I don't think any of these things happen quickly, do you?
And maybe that's the point. Maybe that's why we have to wait.
In this psalm, what does David say about waiting? He asks that those who wait for God not be put to shame (v 3), he says that he waits all day long for God (v 5), and that as he waits, he wants integrity and uprightness to preserve him (v 21).
Waiting, then, is for our benefit. When we wait, we have many opportunities to grow in relationship to God and to each other.
When Jesus was here, many of his followers, Paul included, thought his return would be imminent. And, a couple of thousand years later, we're still waiting.
Even though we characterize Advent as a time of waiting, what if we looked at it slightly differently? What if we looked at it as an opportunity for growth and learning rather than just time in a waiting room? Instead of passively waiting and hoping for a future event, how can we make the most of the present time?

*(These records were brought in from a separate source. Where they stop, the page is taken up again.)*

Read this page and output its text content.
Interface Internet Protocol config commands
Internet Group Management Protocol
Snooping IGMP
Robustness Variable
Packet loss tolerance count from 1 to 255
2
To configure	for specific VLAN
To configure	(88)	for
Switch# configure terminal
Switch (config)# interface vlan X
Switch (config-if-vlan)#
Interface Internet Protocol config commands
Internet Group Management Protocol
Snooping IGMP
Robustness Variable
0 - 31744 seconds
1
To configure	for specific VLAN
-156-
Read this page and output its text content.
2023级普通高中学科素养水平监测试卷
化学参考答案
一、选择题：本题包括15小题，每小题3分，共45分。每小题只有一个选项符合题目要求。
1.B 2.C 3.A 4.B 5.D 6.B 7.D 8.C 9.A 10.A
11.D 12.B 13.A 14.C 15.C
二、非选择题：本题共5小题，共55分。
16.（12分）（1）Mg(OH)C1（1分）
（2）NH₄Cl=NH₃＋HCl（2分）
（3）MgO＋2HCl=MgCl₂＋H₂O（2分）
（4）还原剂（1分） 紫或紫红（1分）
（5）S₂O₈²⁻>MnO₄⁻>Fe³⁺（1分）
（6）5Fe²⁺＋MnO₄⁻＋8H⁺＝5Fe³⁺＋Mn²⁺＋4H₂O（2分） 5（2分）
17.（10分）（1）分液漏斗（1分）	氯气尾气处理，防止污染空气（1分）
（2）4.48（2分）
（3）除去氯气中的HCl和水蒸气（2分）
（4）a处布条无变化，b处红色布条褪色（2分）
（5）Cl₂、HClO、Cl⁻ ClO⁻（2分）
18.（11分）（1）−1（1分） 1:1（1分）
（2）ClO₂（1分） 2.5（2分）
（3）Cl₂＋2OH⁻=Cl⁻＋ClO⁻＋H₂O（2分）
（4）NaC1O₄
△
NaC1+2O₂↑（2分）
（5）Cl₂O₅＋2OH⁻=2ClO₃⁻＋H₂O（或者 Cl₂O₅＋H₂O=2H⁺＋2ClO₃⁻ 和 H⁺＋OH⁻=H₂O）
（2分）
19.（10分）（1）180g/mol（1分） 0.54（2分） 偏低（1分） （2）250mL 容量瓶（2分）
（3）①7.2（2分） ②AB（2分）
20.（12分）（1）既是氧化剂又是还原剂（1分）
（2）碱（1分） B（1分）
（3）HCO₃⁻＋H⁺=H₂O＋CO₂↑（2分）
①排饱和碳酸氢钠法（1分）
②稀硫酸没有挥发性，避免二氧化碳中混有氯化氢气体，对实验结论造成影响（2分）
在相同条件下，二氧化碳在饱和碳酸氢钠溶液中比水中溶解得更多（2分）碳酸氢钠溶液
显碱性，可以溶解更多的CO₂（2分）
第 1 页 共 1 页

The answers to those questions are not going to be the same for each of us. But maybe, as we continue through Advent and look forward to Christmas, we can take a little time each day to think about how we can use this time of waiting to grow. If you aren't sure where to start, start with this Psalm. Each day, take one verse of the psalm to meditate on. One of the days you'll have to do two verses as there are 22 of them and only 21 days left until Christmas. But as you read it each day, ask yourself what you can learn from it about God, about yourself, and how it can help you grow. For example, verse one says "To you, O Lord, I lift up my soul". Think about it for a minute. What does it mean to lift up our souls to God? How can we lift up our souls to God today, right now? There. You've got the first day done. That wasn't too hard, was it?
After we leave here today I hope we can each find a way of waiting that isn't frustrating or annoying, but is beneficial to our growth and will bring us even closer to who God wants us to be.